First, I have to say that it was fun, but I'm glad the competition was over - it was one of the most intense competitions (at least for me). The final results surprised me, and I am very curious to see what approaches the other participants took, mainly because it was a non-typical estimation task, and without a school solution.
Specifically, I would love to hear from the following participants:
sarg:
Your results on the public and private set are almost identical - it's just amazing! I have participated in several competitions and have not seen such a match. Can you please specify how you chose the validation set, or what do you think made such a match (a small model perhaps?).
Saak:
You mentioned in one of the comments that you worked together with tak, and from what I have seen you focused on track 2 while he focused track 1. I guess you shared most of the insights on pre-processing, augmentations, etc. in training the models, but still this are 2 different tasks. Maybe you can detail how you actually did a different optimization for the solution of track 1 compared to track 2? I found no smarter way than setting y = 1 for y> 1, and saving checkpoints according to AUC score.
And of course the table leaders, TrueFit, Harelr, lyzi, Ido_ikar - I'm really interested to know what you did there, and what you think influenced the most.
Did you invested more in improving the data or designing the architectures?
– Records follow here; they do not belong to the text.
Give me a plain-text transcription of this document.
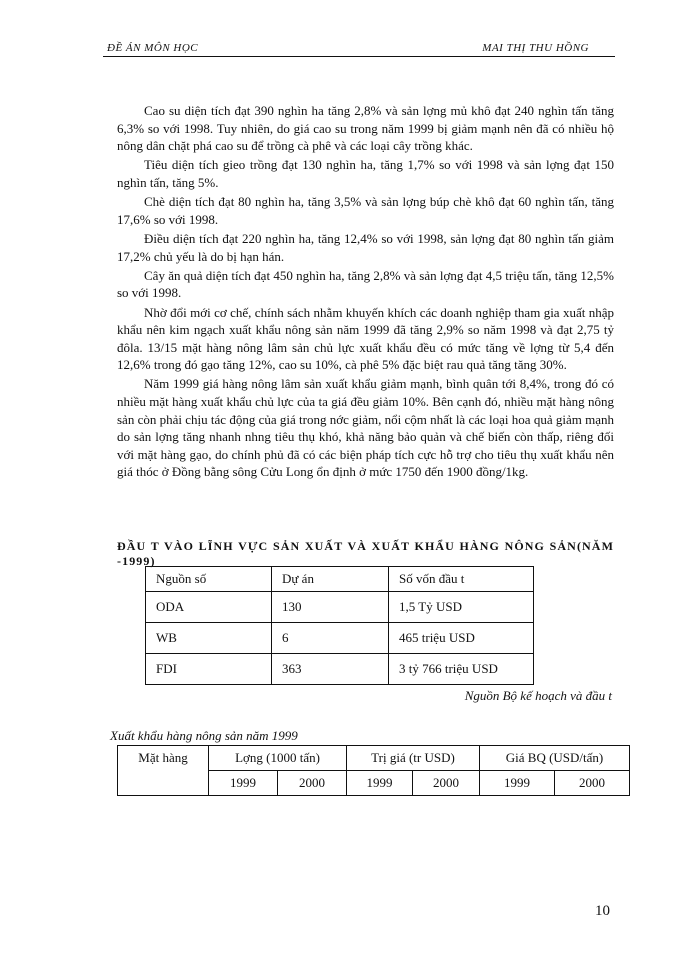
ĐỀ ÁN MÔN HỌC	MAI THỊ THU HỒNG

Cao su diện tích đạt 390 nghìn ha tăng 2,8% và sản lợng mủ khô đạt 240 nghìn tấn tăng 6,3% so với 1998. Tuy nhiên, do giá cao su trong năm 1999 bị giảm mạnh nên đã có nhiều hộ nông dân chặt phá cao su để trồng cà phê và các loại cây trồng khác.

Tiêu diện tích gieo trồng đạt 130 nghìn ha, tăng 1,7% so với 1998 và sản lợng đạt 150 nghìn tấn, tăng 5%.

Chè diện tích đạt 80 nghìn ha, tăng 3,5% và sản lợng búp chè khô đạt 60 nghìn tấn, tăng 17,6% so với 1998.

Điều diện tích đạt 220 nghìn ha, tăng 12,4% so với 1998, sản lợng đạt 80 nghìn tấn giảm 17,2% chủ yếu là do bị hạn hán.

Cây ăn quả diện tích đạt 450 nghìn ha, tăng 2,8% và sản lợng đạt 4,5 triệu tấn, tăng 12,5% so với 1998.

Nhờ đổi mới cơ chế, chính sách nhằm khuyến khích các doanh nghiệp tham gia xuất nhập khẩu nên kim ngạch xuất khẩu nông sản năm 1999 đã tăng 2,9% so năm 1998 và đạt 2,75 tỷ đôla. 13/15 mặt hàng nông lâm sản chủ lực xuất khẩu đều có mức tăng về lợng từ 5,4 đến 12,6% trong đó gạo tăng 12%, cao su 10%, cà phê 5% đặc biệt rau quả tăng tăng 30%.

Năm 1999 giá hàng nông lâm sản xuất khẩu giảm mạnh, bình quân tới 8,4%, trong đó có nhiều mặt hàng xuất khẩu chủ lực của ta giá đều giảm 10%. Bên cạnh đó, nhiều mặt hàng nông sản còn phải chịu tác động của giá trong nớc giảm, nổi cộm nhất là các loại hoa quả giảm mạnh do sản lợng tăng nhanh nhng tiêu thụ khó, khả năng bảo quản và chế biến còn thấp, riêng đối với mặt hàng gạo, do chính phủ đã có các biện pháp tích cực hỗ trợ cho tiêu thụ xuất khẩu nên giá thóc ở Đồng bằng sông Cửu Long ổn định ở mức 1750 đến 1900 đồng/1kg.

ĐẦU T VÀO LĨNH VỰC SẢN XUẤT VÀ XUẤT KHẨU HÀNG NÔNG SẢN(NĂM -1999)
Nguồn số	Dự án	Số vốn đầu t
ODA	130	1,5 Tỷ USD
WB	6	465 triệu USD
FDI	363	3 tỷ 766 triệu USD
Nguồn Bộ kế hoạch và đầu t
Xuất khẩu hàng nông sản năm 1999
Mặt hàng	Lợng (1000 tấn)		Trị giá (tr USD)		Giá BQ (USD/tấn)	
	1999	2000	1999	2000	1999	2000
10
Do you have any tips for future competitions?
For my part, I can say that I referred to the signal as a "one-dimensional image", so I chose CNN (resnet 101). I divided the data with overlaps of 120 samples and chose each 30th window to be part of the validation set (of course I have removed the windows which overlap them from the training set). I made a number of simple augmentations and I was a bit of surprised when I realized that the one that made the best impact was a cyclic shift in time. The loss function was of course L1 (ordinal loss classification). I analyzed the data itself during the competition quite a bit, and came to the conclusion that the variance on the differences between the antennas is the most significant parameter (movement of people creates a multi-path in the room) but I didn’t managed to ceate a hand-craft-feature-based model that out performs my deep learning approach, so I stuck With CNN.
p.s.
Where did Bareket have gone? He had a quite good results during the competition...
Thanks z,
I worked on track 1 a bit but after teaming up with tak I focused mainly on 2. I tried to integrate both my own and tak's (#1) solution into my track 2 but could not find a way. I think that figuring out how to integrate the track 1 and 2 solutions would really add to the model.
You could make the model smarter than [ y = 1 if y > 1 ] if you used smart transformations but you are still stuck (in my case) with a model that never reaches the y = 3 answer. I tried very hard to tweak the model to also reach into 3 but had too little time left. Afterwards I hoped the host would allow me but of course that was not allowed (and should not be, but, if you saw that post, that is what it was about).
fwiw I think even just setting [ y = 2 if y > 2 ] would improve your model
Like you I wait for some insight from the table leaders but also from MAFAT. Not reveal any secrets, but comments such as "We saw a great shakeup because the models failed to xxxx" would really be helpful. Just share some experience or guidance and next time we can improve. This is often problem in a comp, you walk away cold afterwards without getting interaction or feedback to guide you and help you improve.
CNN here did not do well for me. My partner tak suggested somewhat similar approach as you at some stage. I tried with hand crafted CNN but it did not make same breakthrough I got from other approaches so I threw it away at some stage.
I also found the L-R to be very important. I did few initial throwaway experiments using simple logit regression to guide feature importance and was surprised how important L-R features were, so I later tried to find smart L-R features. Not sure it made big difference, but you had to use L-R somewhere. In my 1D CNN I used L-median(L), R-median(R) and L-R-median(L-R) e.g. to get some sort of non-linear version of L, R and L-R fwiw. I think you had to do deep distro math to get it right, this is just a practical stab at it.
Finally, really big thanks for sharing - I appreciate it.
Your window method sounds complex and smart. I think if you got that right you'd improve your solution a lot. You had to find a way to deal with the overlap without throwing away too much.
Also, these discussions are so helpful and I appreciate you sharing it. As I mention, would be great if host (here and elsewhere) participated in these types of discussions. Also congrats on your performance here.
Then some errata ... I meant [ y = 2 if y > 1 ] somewhere.